Thomas Rowlandson, who drew cartoons in England from the 1780s to 1820s, created a potent condemnation of Napoleon Bonaparte, which must have been easy to slip past the British government, since Napoleon was the enemy. In “Nap and His Friends in Their Glory,” Rowlandson depicted The Little Corporal chowing down with a skeleton and Satan. Bonaparte toasts “to plunder and massacre.”

Francisco Goya often used symbolism to criticize elements of society as in his “Los Caprichos” series.

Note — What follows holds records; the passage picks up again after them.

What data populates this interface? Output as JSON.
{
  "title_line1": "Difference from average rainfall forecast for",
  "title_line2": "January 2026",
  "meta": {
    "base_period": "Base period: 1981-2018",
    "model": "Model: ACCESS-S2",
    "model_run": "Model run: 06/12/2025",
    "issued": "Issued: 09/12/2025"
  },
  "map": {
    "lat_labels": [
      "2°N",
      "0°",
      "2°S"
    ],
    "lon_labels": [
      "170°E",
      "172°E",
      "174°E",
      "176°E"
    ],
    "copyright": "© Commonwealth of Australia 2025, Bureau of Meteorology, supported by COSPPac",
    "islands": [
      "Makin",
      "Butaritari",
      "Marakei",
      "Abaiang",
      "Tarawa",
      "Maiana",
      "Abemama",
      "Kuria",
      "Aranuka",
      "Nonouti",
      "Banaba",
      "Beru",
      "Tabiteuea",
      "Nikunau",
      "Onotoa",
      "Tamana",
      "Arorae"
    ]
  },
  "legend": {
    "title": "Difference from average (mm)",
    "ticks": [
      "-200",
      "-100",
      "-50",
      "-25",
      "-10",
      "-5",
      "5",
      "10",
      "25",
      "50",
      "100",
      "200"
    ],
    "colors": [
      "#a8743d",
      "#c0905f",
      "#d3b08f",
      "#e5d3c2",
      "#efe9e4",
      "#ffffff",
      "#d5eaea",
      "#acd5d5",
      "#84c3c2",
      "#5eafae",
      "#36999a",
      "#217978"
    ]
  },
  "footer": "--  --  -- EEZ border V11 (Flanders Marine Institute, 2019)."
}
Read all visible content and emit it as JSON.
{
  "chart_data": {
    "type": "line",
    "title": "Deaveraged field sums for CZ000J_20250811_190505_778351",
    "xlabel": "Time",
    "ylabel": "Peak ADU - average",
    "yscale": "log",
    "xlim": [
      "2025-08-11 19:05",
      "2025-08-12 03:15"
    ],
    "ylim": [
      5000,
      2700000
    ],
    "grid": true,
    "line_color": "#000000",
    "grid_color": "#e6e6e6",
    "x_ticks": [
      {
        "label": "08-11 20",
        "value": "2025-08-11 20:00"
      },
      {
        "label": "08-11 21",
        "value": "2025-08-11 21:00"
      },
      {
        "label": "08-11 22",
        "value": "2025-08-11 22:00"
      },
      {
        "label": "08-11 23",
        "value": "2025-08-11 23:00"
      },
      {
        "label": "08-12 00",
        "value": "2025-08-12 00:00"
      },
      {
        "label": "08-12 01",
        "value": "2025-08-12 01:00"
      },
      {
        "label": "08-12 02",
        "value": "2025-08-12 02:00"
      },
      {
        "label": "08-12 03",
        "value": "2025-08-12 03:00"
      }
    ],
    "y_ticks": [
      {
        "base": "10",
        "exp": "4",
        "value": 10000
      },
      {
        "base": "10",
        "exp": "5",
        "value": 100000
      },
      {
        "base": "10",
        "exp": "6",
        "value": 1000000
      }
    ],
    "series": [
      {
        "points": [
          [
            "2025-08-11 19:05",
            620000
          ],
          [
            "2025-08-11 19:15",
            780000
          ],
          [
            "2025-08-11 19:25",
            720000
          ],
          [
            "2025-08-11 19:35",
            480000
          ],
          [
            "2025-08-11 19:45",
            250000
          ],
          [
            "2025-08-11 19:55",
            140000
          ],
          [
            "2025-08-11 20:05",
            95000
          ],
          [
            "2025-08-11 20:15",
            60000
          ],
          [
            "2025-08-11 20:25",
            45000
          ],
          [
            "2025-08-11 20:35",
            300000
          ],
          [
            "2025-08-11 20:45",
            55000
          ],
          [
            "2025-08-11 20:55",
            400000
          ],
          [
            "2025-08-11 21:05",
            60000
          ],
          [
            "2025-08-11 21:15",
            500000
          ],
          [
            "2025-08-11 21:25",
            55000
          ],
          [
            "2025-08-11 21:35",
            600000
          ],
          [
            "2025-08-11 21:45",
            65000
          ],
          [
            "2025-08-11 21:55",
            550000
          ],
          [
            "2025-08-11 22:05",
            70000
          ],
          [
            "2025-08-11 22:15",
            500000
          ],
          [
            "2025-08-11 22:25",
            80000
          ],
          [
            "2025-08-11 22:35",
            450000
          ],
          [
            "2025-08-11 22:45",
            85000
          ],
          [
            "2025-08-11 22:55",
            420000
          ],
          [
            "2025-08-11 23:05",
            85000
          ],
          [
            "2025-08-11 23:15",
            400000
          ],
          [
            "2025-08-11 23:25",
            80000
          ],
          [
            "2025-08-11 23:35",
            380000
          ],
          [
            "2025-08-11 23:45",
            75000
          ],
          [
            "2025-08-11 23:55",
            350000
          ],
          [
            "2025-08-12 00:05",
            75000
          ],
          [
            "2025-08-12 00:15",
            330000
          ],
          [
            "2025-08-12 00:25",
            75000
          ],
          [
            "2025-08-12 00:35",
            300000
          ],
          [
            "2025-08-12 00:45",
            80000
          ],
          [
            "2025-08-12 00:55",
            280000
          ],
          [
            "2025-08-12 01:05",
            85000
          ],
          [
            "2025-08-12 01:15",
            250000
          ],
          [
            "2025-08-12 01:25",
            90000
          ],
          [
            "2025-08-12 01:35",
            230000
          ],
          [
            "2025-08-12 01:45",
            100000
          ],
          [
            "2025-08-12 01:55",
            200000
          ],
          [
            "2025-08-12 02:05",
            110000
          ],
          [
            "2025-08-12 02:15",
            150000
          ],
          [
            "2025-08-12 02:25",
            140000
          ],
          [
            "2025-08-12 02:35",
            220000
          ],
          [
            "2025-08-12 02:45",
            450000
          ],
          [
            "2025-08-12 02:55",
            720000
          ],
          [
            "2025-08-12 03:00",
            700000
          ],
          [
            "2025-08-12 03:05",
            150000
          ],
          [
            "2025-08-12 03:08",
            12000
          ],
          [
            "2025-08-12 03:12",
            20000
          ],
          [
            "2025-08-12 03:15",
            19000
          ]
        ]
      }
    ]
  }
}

In Spain, Francisco Goya relied upon symbolism to point out his frustrations with then-contemporary Spanish society, but still his intentions were suspected and his work was removed from circulation. One piece from his “Los Caprichos” series is seen at The Benton, of a huge bird attacking a woman and man tied together. “Los Caprichos” criticized the ruling classes, especially those in the church, and called into question the power of superstition over rationality.

Despite his conflicts with the censors, Goya persisted in his artistic criticisms, as did many of the artists whose works are in the shows. A piece by Grandville summarized the cartoonists’ disdain for those who would silence them. A woman with a torch personifies the press. She is surrounded by fat heads huffing and puffing, trying to extinguish her flame. The caption: “Blow, blow, you will never blow it out.”

SERIOUSLY FUNNY: CARICATURE THROUGH THE CENTURIES is at Yale University Art Gallery, 1111 Chapel St. in New Haven, until Jan. 27. artgallery.yale.edu.

FROM HOGARTH TO DAUMIER: SATIRICAL PRINTS IN THE BENTON’S COLLECTION, 1720-1848 is at William Benton Museum of Art, 245 Glenbrook Road at UConn in Storrs, until Oct. 14. benton.uconn.edu.